Monday Aug 02, 2010

Looping within a Workflow Process

This blog post contributed by Ajay Verma.

While designing a workflow process there seems to be a general tendency to make the process as granular as possible. Each steps are broken into several simpler steps, which are executed as part of separate workflow activities. It does give a much finer understanding of the business processes to the end user.But sometimes this drive to 'make it simpler' can get us into different kinds of complexities.

Lets see this with one particular example:

Below is a simplified version of a workflow process part we came across recently:

Loop

      Fig : Process 1

Here, notifications were being sent using workflow looping wherein completion of an activity causes a transition to another activity that has already been completed earlier. 'Get Recipient' activity in this particular case was determining the suitable notification recipient based on certain business rules while 'Send Notification' activity simply made use of Notification System's Send() API to send the notification to the identified recipient. The loop ended when no more eligible recipient were found.

Two issues were observed in this particular set up:

  1. The process taking too long a time (>40 hours) to complete when notifications were being sent to around 35K users.
  2. The rate at which notifications were being created decreased as the time passed, i.e initially when the process started , around 12-16 notifications(for the respective recipient) got created per second and later this rate got reduced to one notification in 2 minutes.

The issue was reproducible in a separate instance for say 2500 notifications with same observations as mentioned above.It took more than 3 hours for the process to complete and the rate of notification creation did decreased with time.

Now see the below process extract wherein the two activities in Process 1 have been merged into a single activity:

no_loop

      Fig : Process 2

 

The activity simply does the job being carried out by those in Process 1 but within a PL/SQL loop rather than the workflow loop:

--------------------------------------------------------------

Loop Starts

    Get Recipient Logic

    Send Notification to the identified recipient

Loop ends

--------------------------------------------------------------

The process 2 completed for 2500 notifications in less than 2 minutes ! And there was no noticeable performance degradation in the rate at which notifications were created.

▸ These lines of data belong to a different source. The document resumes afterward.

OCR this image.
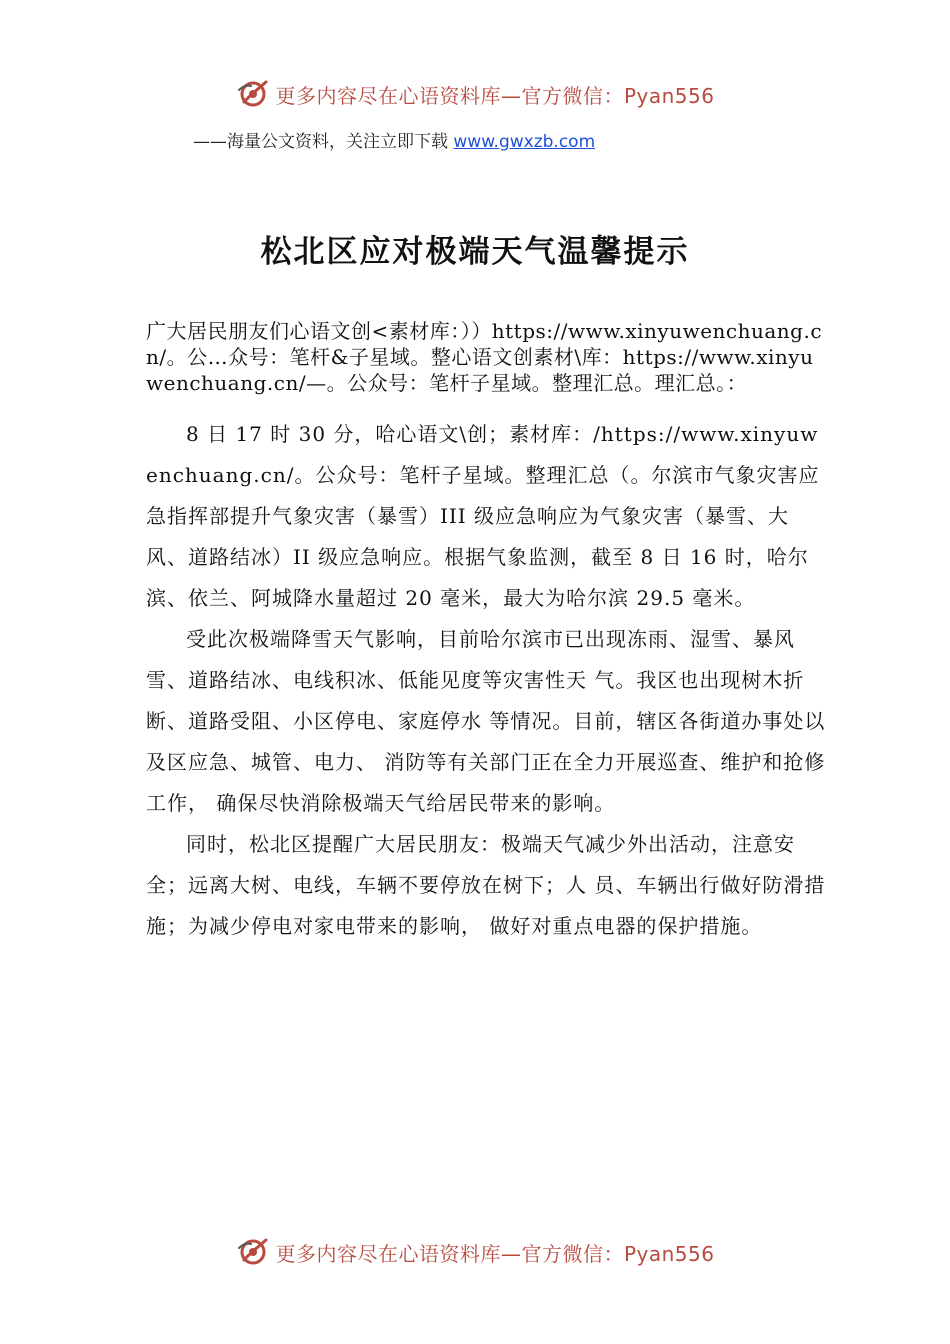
更多内容尽在心语资料库—官方微信：Pyan556
——海量公文资料，关注立即下载 www.gwxzb.com
松北区应对极端天气温馨提示

广大居民朋友们心语文创<素材库：））https://www.xinyuwenchuang.cn/。公…众号：笔杆&子星域。整心语文创素材\库：https://www.xinyuwenchuang.cn/—。公众号：笔杆子星域。整理汇总。理汇总。：

8 日 17 时 30 分，哈心语文\创；素材库：/https://www.xinyuwenchuang.cn/。公众号：笔杆子星域。整理汇总（。尔滨市气象灾害应急指挥部提升气象灾害（暴雪）III 级应急响应为气象灾害（暴雪、大风、道路结冰）II 级应急响应。根据气象监测，截至 8 日 16 时，哈尔滨、依兰、阿城降水量超过 20 毫米，最大为哈尔滨 29.5 毫米。

受此次极端降雪天气影响，目前哈尔滨市已出现冻雨、湿雪、暴风雪、道路结冰、电线积冰、低能见度等灾害性天 气。我区也出现树木折断、道路受阻、小区停电、家庭停水 等情况。目前，辖区各街道办事处以及区应急、城管、电力、 消防等有关部门正在全力开展巡查、维护和抢修工作， 确保尽快消除极端天气给居民带来的影响。

同时，松北区提醒广大居民朋友：极端天气减少外出活动，注意安全；远离大树、电线，车辆不要停放在树下；人 员、车辆出行做好防滑措施；为减少停电对家电带来的影响， 做好对重点电器的保护措施。

更多内容尽在心语资料库—官方微信：Pyan556
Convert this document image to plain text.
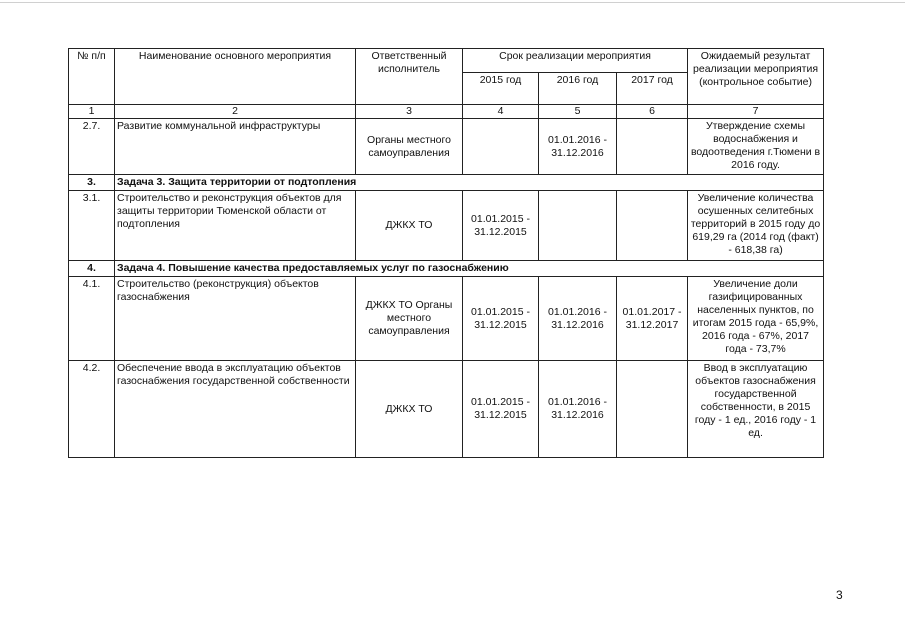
№ п/п	Наименование основного мероприятия	Ответственный исполнитель	Срок реализации мероприятия			Ожидаемый результат реализации мероприятия (контрольное событие)
			2015 год	2016 год	2017 год	
1	2	3	4	5	6	7
2.7.	Развитие коммунальной инфраструктуры	Органы местного самоуправления		01.01.2016 - 31.12.2016		Утверждение схемы водоснабжения и водоотведения г.Тюмени в 2016 году.
3.	Задача 3. Защита территории от подтопления					
3.1.	Строительство и реконструкция объектов для защиты территории Тюменской области от подтопления	ДЖКХ ТО	01.01.2015 - 31.12.2015			Увеличение количества осушенных селитебных территорий в 2015 году до 619,29 га (2014 год (факт) - 618,38 га)
4.	Задача 4. Повышение качества предоставляемых услуг по газоснабжению					
4.1.	Строительство (реконструкция) объектов газоснабжения	ДЖКХ ТО Органы местного самоуправления	01.01.2015 - 31.12.2015	01.01.2016 - 31.12.2016	01.01.2017 - 31.12.2017	Увеличение доли газифицированных населенных пунктов, по итогам 2015 года - 65,9%, 2016 года - 67%, 2017 года - 73,7%
4.2.	Обеспечение ввода в эксплуатацию объектов газоснабжения государственной собственности	ДЖКХ ТО	01.01.2015 - 31.12.2015	01.01.2016 - 31.12.2016		Ввод в эксплуатацию объектов газоснабжения государственной собственности, в 2015 году - 1 ед., 2016 году - 1 ед.
3
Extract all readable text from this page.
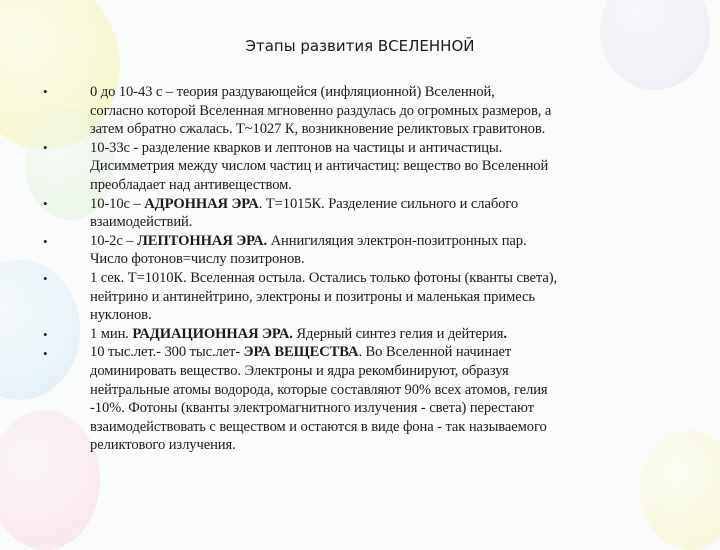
Этапы развития ВСЕЛЕННОЙ
•
•
•
•
•
•
•
0 до 10-43 с – теория раздувающейся (инфляционной) Вселенной,
согласно которой Вселенная мгновенно раздулась до огромных размеров, а
затем обратно сжалась. Т~1027 К, возникновение реликтовых гравитонов.
10-33с - разделение кварков и лептонов на частицы и античастицы.
Дисимметрия между числом частиц и античастиц: вещество во Вселенной
преобладает над антивеществом.
10-10с – АДРОННАЯ ЭРА. Т=1015К. Разделение сильного и слабого
взаимодействий.
10-2с – ЛЕПТОННАЯ ЭРА. Аннигиляция электрон-позитронных пар.
Число фотонов=числу позитронов.
1 сек. Т=1010К. Вселенная остыла. Остались только фотоны (кванты света),
нейтрино и антинейтрино, электроны и позитроны и маленькая примесь
нуклонов.
1 мин. РАДИАЦИОННАЯ ЭРА. Ядерный синтез гелия и дейтерия.
10 тыс.лет.- 300 тыс.лет- ЭРА ВЕЩЕСТВА. Во Вселенной начинает
доминировать вещество. Электроны и ядра рекомбинируют, образуя
нейтральные атомы водорода, которые составляют 90% всех атомов, гелия
-10%. Фотоны (кванты электромагнитного излучения - света) перестают
взаимодействовать с веществом и остаются в виде фона - так называемого
реликтового излучения.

So , what made the difference?

In general , internally for each execution of a workflow loop , a number of extra DML statements will run while re-executing the same function activity again and again. And workflow never issue any intermediate commits while executing a given flow until it reaches the end of the flow or a blocking activity. Hence the overall DMLs in Process 1 would result in heavy usage of redo logs and rollback segments until a commit happens. The workflow engine in effect is unnecessarily stressed by the loop here leading to performance deterioration when this long running workflow loop can be easily avoided as done in Process 2.

At the end, from a developer perspective use your own judgement and common sense to decide on how granular your workflow process should be such that it doesn't hits us somewhere else as demonstrated above.